I currently populate a personal tennis statistics database by pulling SQL statements from an API and then running them. The statements from the API assume that there are 6 tables:
- Male players
- Female players
- Male tournaments
- Female tournaments
- Male matches
- Female matches
Note: There is no unique primary key for the match tables - they use a composite primary key consisting of player ids, tournament ids and a round id.
As the male and female versions of the tables are identical I'm trying to import the data into single tables for players, tournaments and matches. I can also utilise an auto-generated primary key for further operations and a tour_id
field to distinguish between male and female when loading new data.
For the combined match
table I'd like to use the combination of the original API ids for players and tournaments along with the tour_id
as composite foreign keys. This means I can easily execute the API statement as I'll know what the original id is and whether it is male or female. To that end I've got as far as building by table classes as follows:
class Player(Base):
__tablename__ = "tournament"
__table_args__ = ({"schema": "test"})
id_ = sa.Column(sa.Integer, primary_key=True)
orig_id = sa.Column(sa.Integer)
tour_id = sa.Column(sa.Integer)
match = relationship(
"Match",
primaryjoin=(
f"or_(and_(Player.orig_id == Match.player_orig_id_p1, Player.tour_id == Tournament.tour_id), "
f"and_(Player.orig_id == Match.player_orig_id_p2, Player.tour_id == Tournament.tour_id))"
),
overlaps="fk_p1, fk_p2",
)
class Match(Base):
__tablename__ = "match"
__table_args__ = (
sa.ForeignKeyConstraint(
["tournament_orig_id", "tournament.tour_id"],
["tournament.orig_id", "tournament.tour_id"],
"fk_tournament",
),
sa.ForeignKeyConstraint(
["player_orig_id_p1", "tournament.tour_id"],
["player.orig_id", "player.tour_id"],
"fk_p1",
),
sa.ForeignKeyConstraint(
["player_orig_id_p2", "tournament.tour_id"],
["player.orig_id", "player.tour_id"],
"fk_p2",
),
{"schema": "test"},
)
id_ = sa.Column(sa.Integer, primary_key=True)

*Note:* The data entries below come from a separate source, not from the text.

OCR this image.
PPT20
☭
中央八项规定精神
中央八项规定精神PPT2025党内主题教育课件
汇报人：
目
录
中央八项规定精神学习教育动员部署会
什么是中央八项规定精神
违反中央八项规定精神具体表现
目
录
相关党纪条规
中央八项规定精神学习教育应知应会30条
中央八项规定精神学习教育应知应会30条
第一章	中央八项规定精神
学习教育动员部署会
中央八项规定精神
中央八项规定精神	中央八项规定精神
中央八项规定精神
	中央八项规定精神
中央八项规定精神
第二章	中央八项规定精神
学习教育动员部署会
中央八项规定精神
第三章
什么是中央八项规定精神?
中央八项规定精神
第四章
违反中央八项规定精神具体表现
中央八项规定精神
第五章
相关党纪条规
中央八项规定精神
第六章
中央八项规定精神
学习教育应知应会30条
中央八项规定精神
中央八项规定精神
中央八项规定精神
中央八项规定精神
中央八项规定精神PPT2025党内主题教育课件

tournament_orig_id = sa.Column(sa.Integer)
round_id = sa.Column(sa.Integer)
player_orig_id_p1 = sa.Column(sa.Integer)
player_orig_id_p2 = sa.Column(sa.Integer)
tournament = relationship("Tournament", back_populates="match")
class Tournament(Base):
__tablename__ = "tournament"
__table_args__ = ({"schema": "test"})
id_ = sa.Column(sa.Integer, primary_key=True)
orig_id = sa.Column(sa.Integer)
tour_id = sa.Column(sa.Integer)
match = relationship("Match", back_populates="tournament")
The error I'm currently running into is:
Can't create ForeignKeyConstraint on table 'match': no column named 'tournament.tour_id' is present.
This is perfectly understandable as the docs are clear:
columns – A sequence of local column names.
I'm clearly trying to refer to the tour_id
field in the tournament
table which SA doesn't like. However, I can't figure out a way to create the composite foreign key without adding a tour_id
field to the match
table which wouldn't be in line with a normalised table structure.
Any ideas on possible ways forward?